Memasuki ruangan terakhir yang tidak memiliki kategori koleksi yang jelas karena isinya lebih bercampur namun tetap disajikan sangat halus sehingga memanjakan mata kami, berisi koleksi seperti motor lama, jendela rumah lama yang disusun di dinding menjadikan latar belakang potrait yang menarik, hingga harimau yang diawetkan. “Harimau ini asli kak, diawetkan dan dikeluarkan organ dalamnya. Namun, mata dan gigi juga telah diganti, jadinya yang masih sangat asli itu kulitnya kak. Boleh pegang kalau penasaran.” Tour guide museum kembali menjelaskan fakta menarik dari koleksi ini. Saya sempat menyentuh kulit harimau yang diawetkan tersebut dan menjadi pengalaman yang baru dan menarik. Pajangan lukisan di dinding menjadikan museum ini penuh dengan koleksi yang menarik. Namun, karena banyak lukisan dan foto manusia yang dipamerkan terutama dengan suasana mencekam, kami merasa semakin terintimidasi, lengkap dengan suara gamelan dan suara wanita tertawa melengking yang disetel melalui pengeras suara dapat membuat bulu kuduk berdiri.

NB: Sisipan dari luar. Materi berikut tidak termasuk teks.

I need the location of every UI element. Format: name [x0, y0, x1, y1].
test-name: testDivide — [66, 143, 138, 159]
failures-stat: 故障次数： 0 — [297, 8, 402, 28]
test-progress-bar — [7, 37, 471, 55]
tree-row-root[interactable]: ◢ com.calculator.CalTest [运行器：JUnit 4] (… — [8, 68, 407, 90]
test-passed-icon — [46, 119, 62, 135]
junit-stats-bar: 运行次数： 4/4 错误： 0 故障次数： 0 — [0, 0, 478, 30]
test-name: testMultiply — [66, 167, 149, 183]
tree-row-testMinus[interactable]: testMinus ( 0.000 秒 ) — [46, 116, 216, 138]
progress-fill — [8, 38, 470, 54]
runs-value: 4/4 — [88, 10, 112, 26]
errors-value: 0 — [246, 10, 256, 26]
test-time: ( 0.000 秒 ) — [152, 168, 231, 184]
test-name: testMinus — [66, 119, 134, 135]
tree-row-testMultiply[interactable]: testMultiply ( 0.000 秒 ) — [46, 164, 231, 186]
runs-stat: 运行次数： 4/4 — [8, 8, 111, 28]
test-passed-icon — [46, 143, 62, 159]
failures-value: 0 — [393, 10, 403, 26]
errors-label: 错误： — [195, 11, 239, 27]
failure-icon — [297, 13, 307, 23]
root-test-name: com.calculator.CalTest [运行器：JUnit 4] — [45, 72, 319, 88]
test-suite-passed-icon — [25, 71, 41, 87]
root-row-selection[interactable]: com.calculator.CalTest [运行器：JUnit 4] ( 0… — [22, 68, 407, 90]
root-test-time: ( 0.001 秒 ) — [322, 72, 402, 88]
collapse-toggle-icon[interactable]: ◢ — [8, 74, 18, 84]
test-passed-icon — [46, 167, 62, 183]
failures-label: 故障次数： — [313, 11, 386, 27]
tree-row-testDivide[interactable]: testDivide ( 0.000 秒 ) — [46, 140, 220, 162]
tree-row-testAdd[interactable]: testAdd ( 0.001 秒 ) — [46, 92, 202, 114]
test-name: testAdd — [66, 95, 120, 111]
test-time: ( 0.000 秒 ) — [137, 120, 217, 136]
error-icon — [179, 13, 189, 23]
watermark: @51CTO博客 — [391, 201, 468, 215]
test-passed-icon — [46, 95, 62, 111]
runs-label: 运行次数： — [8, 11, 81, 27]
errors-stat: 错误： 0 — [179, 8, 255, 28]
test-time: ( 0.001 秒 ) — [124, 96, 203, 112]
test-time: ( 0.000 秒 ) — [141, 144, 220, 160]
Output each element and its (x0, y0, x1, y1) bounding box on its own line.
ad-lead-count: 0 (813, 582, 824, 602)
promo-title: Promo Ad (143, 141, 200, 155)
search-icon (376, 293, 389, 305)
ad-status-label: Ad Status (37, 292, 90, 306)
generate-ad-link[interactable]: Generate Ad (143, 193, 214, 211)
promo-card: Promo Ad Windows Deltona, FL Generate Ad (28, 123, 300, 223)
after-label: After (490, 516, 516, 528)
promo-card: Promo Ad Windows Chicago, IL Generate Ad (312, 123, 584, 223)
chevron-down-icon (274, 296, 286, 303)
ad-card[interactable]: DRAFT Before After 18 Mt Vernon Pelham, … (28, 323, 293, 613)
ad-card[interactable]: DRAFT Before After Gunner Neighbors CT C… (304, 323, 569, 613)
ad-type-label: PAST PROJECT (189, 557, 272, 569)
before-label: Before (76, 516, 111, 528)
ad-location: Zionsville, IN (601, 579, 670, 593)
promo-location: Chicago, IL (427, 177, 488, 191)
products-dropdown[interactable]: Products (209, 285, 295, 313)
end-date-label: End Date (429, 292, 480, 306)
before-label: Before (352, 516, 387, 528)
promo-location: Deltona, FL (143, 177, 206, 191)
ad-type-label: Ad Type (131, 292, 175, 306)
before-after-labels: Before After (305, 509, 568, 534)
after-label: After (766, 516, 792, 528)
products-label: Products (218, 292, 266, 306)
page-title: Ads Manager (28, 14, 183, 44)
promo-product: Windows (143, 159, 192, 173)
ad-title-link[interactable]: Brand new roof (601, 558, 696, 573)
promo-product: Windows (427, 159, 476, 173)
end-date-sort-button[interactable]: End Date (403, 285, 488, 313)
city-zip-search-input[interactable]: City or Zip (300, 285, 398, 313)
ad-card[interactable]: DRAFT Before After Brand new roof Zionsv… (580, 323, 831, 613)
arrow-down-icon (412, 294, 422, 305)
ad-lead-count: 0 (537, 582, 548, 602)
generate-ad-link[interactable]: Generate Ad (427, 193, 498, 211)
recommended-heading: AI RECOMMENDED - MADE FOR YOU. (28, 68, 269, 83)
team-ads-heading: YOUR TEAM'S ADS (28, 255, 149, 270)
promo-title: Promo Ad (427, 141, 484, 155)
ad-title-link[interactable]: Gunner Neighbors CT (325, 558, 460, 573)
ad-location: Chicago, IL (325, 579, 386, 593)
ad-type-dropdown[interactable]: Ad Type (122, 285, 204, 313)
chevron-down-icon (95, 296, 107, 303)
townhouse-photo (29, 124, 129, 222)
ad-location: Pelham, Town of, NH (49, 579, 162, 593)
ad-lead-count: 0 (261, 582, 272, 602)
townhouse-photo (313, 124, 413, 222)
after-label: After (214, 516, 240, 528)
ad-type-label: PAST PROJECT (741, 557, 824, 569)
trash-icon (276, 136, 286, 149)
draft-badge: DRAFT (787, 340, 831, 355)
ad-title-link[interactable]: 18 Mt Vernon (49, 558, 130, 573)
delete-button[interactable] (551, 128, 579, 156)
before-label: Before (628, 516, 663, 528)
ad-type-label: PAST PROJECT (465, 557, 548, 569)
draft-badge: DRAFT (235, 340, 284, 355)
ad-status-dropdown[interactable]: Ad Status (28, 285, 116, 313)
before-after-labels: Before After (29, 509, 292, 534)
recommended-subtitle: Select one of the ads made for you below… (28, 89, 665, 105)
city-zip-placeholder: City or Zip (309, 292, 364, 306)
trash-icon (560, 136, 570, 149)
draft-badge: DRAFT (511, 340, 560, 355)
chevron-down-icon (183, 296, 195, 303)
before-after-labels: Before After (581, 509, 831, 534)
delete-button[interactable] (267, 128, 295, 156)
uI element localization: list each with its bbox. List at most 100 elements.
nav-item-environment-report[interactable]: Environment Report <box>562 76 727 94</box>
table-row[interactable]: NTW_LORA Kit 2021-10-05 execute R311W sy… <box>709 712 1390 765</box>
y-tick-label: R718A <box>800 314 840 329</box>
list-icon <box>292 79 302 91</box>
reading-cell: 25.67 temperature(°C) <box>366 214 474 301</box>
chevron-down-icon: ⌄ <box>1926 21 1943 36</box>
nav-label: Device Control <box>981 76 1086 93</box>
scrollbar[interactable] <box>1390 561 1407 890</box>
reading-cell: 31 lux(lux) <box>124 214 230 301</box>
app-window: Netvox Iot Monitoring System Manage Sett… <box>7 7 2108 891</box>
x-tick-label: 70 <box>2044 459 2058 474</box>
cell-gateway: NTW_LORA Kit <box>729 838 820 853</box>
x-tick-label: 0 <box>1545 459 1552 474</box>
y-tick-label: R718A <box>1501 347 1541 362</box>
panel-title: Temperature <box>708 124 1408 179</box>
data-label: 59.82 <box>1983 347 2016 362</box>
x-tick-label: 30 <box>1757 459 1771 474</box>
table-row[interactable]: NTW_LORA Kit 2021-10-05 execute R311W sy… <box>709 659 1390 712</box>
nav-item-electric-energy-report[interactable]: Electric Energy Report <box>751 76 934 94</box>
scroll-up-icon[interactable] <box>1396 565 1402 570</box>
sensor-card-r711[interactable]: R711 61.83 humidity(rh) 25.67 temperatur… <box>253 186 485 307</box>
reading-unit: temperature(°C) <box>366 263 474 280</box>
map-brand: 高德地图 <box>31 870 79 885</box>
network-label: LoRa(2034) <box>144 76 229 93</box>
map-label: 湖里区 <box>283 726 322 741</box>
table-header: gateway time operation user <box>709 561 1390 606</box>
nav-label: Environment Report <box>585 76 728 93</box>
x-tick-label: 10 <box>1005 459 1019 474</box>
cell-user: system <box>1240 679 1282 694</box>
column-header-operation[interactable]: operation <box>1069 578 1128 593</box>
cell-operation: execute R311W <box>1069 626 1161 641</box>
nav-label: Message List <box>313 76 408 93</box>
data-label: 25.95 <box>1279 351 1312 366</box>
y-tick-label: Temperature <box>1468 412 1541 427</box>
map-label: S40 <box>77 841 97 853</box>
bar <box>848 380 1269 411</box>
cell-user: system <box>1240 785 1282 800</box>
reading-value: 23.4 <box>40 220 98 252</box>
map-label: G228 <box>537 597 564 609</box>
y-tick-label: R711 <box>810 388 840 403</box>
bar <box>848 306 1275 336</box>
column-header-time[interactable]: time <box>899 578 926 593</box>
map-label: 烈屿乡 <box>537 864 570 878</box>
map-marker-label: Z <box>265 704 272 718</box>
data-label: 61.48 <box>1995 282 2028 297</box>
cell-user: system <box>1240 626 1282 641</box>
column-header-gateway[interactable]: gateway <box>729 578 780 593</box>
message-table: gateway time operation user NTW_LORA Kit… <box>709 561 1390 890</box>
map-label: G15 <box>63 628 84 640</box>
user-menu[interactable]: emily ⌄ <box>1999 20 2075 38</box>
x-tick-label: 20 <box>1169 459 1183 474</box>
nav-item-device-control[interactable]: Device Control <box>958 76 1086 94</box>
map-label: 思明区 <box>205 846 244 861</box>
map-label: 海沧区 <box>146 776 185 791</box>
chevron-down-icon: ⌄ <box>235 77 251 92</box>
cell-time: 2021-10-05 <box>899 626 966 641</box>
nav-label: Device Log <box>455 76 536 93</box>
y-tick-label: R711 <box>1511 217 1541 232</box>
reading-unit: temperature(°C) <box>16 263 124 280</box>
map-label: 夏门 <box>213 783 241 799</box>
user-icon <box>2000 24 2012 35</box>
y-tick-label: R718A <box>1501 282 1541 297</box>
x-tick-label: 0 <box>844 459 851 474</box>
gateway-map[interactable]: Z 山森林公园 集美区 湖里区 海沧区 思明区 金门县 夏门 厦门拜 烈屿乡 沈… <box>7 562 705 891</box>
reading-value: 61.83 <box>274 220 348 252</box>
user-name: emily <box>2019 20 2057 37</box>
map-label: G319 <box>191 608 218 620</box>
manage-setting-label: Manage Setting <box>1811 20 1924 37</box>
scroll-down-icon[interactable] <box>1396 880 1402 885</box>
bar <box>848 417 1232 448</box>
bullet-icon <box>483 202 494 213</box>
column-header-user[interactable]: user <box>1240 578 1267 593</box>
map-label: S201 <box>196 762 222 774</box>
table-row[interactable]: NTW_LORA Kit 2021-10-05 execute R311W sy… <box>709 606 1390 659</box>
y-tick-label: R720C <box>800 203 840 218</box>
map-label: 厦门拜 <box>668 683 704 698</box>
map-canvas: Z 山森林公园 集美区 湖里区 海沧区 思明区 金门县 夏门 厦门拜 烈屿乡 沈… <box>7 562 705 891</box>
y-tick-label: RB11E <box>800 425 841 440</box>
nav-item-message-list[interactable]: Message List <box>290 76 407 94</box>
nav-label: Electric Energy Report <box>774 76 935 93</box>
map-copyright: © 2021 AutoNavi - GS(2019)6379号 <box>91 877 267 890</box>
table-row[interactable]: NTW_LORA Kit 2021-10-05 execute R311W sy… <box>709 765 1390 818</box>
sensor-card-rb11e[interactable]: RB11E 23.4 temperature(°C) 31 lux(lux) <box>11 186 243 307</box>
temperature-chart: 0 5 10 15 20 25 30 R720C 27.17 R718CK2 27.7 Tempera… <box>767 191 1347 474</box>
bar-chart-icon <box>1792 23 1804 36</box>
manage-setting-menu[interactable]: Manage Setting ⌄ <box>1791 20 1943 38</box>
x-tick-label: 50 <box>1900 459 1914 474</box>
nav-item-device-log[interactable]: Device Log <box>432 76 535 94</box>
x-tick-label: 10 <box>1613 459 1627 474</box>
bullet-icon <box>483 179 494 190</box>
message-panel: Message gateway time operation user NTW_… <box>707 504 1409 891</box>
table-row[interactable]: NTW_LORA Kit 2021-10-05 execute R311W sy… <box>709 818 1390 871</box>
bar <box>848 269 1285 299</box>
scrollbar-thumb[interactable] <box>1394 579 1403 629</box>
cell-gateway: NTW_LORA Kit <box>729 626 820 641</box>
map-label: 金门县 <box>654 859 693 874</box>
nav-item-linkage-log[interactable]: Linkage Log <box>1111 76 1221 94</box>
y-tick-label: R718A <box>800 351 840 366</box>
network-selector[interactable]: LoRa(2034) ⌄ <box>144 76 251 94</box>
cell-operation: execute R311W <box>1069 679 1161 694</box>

Koleksi yang paling menarik dari seluruh museum ini adalah adanya dua makhluk mistis yang saya yakin sudah umum didengar di telinga masyarakat Indonesia. Makhluk ini kerdil seperti ranting kecil dan memiliki rambut serta kuku yang terus tumbuh bernama Jenglot. Dua makhluk ini ditaruh di dekat tangga menuju wahana uji nyali karena menurutnya, Jenglot ini sangat menyukai kegelapan sehingga diletakkan di dalam kabinet kaca dan ditutupi kain hitam. “Jenglotnya suka gelap kak, kalau mau difoto boleh, tetapi jangan menggunakan lampu flash ya kak” ujar tour guide yang memperingatkan kami. Ini adalah kali kedua saya melihat Jenglot yang nyata, namun tetap menjadi pengalaman yang unik bagi saya. Jika kita bertanya-tanya apakah dua makhluk ini tidak akan marah karena dijadikan konsumsi publik, maka jawaban menurut tour guide adalah tidak apa-apa karena sudah dilakukan pengamanan oleh pawang tersendiri agar tidak mengganggu pengunjung dan staff.
Museum Horor Jogja ini menjadi destinasi wisata baru yang unik karena disajikan dengan memanjakan adrenalin yang menantang karena berada di tempat yang mencekam. Museum ini tidak seperti museum lain yang mementingkan koleksi pamerannya dan melakukan konservasi secara profesional seperti museum yang berada dalam naungan pemerintahan. Wahana uji nyali yang berada tepat diatas museum patut dicoba karena dirancang sangat gelap dengan berbagai properti yang mendukung suasana horor. Untuk pengunjung yang merasa takut dengan kagetan, dapat meminta untuk tidak memasukkan talent. Tertarik dengan koleksi pribadi yang dipamerkan? Atau merasa tertantang dengan uji nyali setelah diperlihatkan makhluk mistis yang nyata? Bagi anda yang memiliki keberanian dan menyukai adrenalin yang menantang, pengalaman menarik museum horor ini menjadi salah satu opsi untuk memuaskan keduanya dan jangan lewatkan kesempatan ini ketika anda berkunjung ke Jogja.